El pago de los agravios: revanchas andinas.

AutorElmore, Peter

[ILUSTRACIÓN OMITIR]

"Nunca he sabido despertar a un indio a puntapiés", confiesa el narrador --notorio alter ego de Ventura García Calderón-- al comienzo del cuento que da título a La venganza del cóndor (1924), ese libro al que García Calderón debe su permanencia en la memoria cultural del Perú y que, en el extranjero, a una década de su primera edición convirtió al autor en un candidato verosímil al Premio Nobel de literatura. La admisión lacónica del narrador nos asombra porque es, al mismo tiempo, explícita e inquietante: el significado de la frase es claro, pero la irónica naturalidad del tono y la tersa precisión de la sentencia encubren, apenas por una fracción de segundo, su oscuro sentido. Este radica en la certeza de que, para la sociedad donde ocurre la historia, la violencia contra los indios es una tradición consentida y una práctica aprobada. Lo anómalo se ha convertido en norma, la infracción es ley: respetar al otro indica debilidad y torpeza, mientras que hacerle sentir la bota al inferior es tanto una prueba de hombría como una destreza perversa.
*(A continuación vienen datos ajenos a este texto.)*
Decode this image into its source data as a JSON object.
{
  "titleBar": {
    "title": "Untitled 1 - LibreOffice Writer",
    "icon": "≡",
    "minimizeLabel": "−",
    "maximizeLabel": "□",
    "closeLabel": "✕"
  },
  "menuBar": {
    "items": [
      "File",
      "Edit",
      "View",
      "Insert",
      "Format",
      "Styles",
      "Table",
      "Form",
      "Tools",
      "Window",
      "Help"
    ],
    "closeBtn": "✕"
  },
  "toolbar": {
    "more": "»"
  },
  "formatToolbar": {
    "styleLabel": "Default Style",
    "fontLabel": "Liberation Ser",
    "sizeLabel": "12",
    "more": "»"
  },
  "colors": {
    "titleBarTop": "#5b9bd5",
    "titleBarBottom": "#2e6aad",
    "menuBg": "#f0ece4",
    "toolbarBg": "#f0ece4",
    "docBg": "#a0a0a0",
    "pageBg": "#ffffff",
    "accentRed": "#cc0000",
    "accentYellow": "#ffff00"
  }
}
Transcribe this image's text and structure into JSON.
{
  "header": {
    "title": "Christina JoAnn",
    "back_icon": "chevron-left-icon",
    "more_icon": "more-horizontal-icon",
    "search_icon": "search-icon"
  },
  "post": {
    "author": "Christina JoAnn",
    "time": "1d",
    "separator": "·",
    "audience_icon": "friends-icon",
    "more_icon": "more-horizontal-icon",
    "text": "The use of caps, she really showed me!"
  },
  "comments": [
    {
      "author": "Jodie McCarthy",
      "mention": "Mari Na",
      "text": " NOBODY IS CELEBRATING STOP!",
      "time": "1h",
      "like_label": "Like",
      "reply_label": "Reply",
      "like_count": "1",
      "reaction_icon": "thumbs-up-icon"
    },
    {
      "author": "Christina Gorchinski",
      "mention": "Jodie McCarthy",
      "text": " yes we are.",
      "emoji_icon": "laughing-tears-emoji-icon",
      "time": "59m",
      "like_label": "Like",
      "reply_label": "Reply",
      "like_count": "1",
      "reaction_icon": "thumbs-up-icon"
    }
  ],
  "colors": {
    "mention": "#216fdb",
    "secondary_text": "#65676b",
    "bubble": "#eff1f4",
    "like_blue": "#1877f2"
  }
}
"Quiso enseñarme ese arte triste, en un puerto del Perú, el capitán González, que tenía tan lindo látigo con puño de oro y un jeme de plomo por contera". La entonación mundana, que resiste el patetismo y la indignación por considerarlos de mal gusto, equivale de todas maneras a una condena --pero no se trata de una condena vehemente, al modo de González Prada, sino reticente y elegante-- de la conducta del militar abusivo. El vuelco final del argumento, por lo demás, genera un efecto de ironía macabra, aprendido en los cuentos de Guy de Maupassant, Villiers de l'Isle Adam o Barbey d'Aurevilly, lecturas asiduas de quien vivió más en París que en el Perú. Así, el capitán González rueda, con sus "donjuanescos bigotes" y el resto de su humanidad, al fondo de un abismo, en un accidente que el narrador comprende como lo que es: una represalia mágica que, espectacularmente, cambia los roles en la dialéctica de la violencia semifeudal. El que sonríe último --el indio anónimo que fue el instrumento sobre el cual ejecutó el capitán su "arte triste"--, sonríe mejor. Es una sonrisa tácita, por cierto, que el narrador y el lector adivinan tras la compasión, sin duda irónica, del guía. El relato sugiere, además, que el arte del indígena es la magia, el saber esotérico y ancestral de un pueblo arcaico. Quien parecía indefenso puede, en realidad, darle vuelta al vinculo del poder. En "La venganza del cóndor", la víctima se cobra --no por mano propia, sino por ala ajena-- la revancha. El narrador concluye afirmando que la anécdota sangrienta ha sido, de un modo peculiar, una lección práctica. La manera que explica la solidaridad entre el ave carnicera y los hombres del Ande permanece incomprensible y conjetural: "Tal vez entre ellos y los cóndores existe un pacto obscuro para vengarse de los intrusos que somos nosotros", declara. No hay adverbio de duda, en cambio, cuando al final del cuento afirma: "Pero de este guía incomparable que me dejó en la puerta de Huaraz, rehusando todo salario, después de haberme besado las manos, aprendí que es imprudente algunas veces afrentar con un lindo látigo la resignación de los vencidos".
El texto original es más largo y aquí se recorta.